The Japanese version of the pop-rock phenomenon about the six ill-fated wives caused a sensation in Tokyo, Osaka and Nagoya. As that production now hits the UK, we go behind the scenes (and thrones)

A

singer and dancer in Japan, Marie Sugaya first heard about a musical featuring King Henry VIII’s wives through a friend on a cultural exchange in London. “She spoke of Six so highly that I thought if it were ever to come to Japan, I’d love to be involved. But it was a faraway idea, just a dream.”

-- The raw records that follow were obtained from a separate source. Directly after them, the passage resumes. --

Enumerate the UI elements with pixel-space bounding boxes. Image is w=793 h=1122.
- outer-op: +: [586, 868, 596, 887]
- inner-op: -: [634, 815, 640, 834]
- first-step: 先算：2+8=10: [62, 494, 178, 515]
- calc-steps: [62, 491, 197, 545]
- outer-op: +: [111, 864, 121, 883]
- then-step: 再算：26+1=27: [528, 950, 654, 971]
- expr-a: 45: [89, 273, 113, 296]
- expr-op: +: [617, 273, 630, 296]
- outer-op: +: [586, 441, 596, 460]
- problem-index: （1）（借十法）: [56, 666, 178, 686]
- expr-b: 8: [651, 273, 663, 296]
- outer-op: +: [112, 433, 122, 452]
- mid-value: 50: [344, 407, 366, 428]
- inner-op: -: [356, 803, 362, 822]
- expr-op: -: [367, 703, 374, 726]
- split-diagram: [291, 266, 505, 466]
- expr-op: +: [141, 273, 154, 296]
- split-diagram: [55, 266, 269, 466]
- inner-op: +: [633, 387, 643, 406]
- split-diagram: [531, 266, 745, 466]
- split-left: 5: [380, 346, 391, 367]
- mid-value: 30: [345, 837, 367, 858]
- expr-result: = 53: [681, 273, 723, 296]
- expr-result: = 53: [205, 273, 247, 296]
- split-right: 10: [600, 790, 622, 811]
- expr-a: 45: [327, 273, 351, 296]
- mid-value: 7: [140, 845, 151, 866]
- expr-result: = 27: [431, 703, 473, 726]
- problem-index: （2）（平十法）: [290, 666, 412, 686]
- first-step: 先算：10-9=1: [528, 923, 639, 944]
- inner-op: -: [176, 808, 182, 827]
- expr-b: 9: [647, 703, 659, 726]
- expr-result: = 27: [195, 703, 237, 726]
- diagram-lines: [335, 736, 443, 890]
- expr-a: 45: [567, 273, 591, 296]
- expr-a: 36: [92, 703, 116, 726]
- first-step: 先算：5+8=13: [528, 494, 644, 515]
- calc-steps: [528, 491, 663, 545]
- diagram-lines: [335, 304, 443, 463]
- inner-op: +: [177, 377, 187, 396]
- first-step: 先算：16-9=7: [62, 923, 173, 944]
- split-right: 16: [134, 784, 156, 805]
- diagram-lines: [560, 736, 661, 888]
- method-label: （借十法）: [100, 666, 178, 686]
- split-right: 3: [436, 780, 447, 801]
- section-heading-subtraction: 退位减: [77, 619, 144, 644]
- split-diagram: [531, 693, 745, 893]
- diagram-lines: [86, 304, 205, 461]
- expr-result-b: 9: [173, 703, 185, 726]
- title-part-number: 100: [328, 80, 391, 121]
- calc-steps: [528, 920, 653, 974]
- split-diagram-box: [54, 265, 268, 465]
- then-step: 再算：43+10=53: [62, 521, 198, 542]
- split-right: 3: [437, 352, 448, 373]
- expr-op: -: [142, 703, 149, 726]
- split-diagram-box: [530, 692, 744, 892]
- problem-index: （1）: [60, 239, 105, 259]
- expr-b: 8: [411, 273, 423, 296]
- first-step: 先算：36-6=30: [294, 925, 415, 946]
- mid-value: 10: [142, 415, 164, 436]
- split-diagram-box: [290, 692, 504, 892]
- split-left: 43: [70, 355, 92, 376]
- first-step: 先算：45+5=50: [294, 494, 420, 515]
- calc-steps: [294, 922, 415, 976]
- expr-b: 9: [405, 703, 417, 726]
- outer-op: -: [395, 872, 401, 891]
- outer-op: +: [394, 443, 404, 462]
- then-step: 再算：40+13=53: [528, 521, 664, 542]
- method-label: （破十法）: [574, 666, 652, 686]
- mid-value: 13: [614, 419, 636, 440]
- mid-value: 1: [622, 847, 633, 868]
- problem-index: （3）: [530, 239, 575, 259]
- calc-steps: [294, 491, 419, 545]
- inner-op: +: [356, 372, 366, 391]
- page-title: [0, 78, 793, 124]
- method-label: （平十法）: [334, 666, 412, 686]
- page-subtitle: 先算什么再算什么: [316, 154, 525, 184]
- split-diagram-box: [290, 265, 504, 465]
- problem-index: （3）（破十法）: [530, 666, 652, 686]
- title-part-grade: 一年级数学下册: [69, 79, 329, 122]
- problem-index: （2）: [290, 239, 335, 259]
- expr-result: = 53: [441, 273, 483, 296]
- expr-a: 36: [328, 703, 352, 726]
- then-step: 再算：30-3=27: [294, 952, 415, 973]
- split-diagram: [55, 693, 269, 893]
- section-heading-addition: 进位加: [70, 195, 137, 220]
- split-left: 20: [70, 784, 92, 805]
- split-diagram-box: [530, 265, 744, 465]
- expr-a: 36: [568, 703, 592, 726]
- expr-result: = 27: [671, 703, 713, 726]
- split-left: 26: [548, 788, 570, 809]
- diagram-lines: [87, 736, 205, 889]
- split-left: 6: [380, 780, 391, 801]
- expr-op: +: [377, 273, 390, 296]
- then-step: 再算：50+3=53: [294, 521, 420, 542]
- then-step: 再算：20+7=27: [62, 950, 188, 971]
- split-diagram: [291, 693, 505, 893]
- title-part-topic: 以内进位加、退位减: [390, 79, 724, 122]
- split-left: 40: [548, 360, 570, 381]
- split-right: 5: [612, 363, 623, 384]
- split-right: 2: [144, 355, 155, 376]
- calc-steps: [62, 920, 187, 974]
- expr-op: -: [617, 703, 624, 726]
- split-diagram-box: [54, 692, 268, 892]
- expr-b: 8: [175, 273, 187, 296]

Similarly, Airi Suzuki, an actor and “pop icon” famed across Japan, travelled to Britain to watch the show last year, purely as a punter. Neither Sugaya nor Suzuki imagined they would ever take to the same stage to perform the Tudor-era musical-cum-rock concert themselves. But they are part of an all-Japanese lineup of queens who are taking over Vaudeville theatre for a week-long run which producers think is the first of its kind: a West End show, translated into Japanese and performed in Tokyo, Osaka and Nagoya as part of a sold-out tour, now brought back to the West End with a cast who sing in Japanese (with English captions).

It is the latest twist in the life of this feted musical “queendom”, originally arising out of the Edinburgh fringe of 2017, now a global phenomenon. The UK production was performed in Japan at the start of this year followed by its Japanese iteration.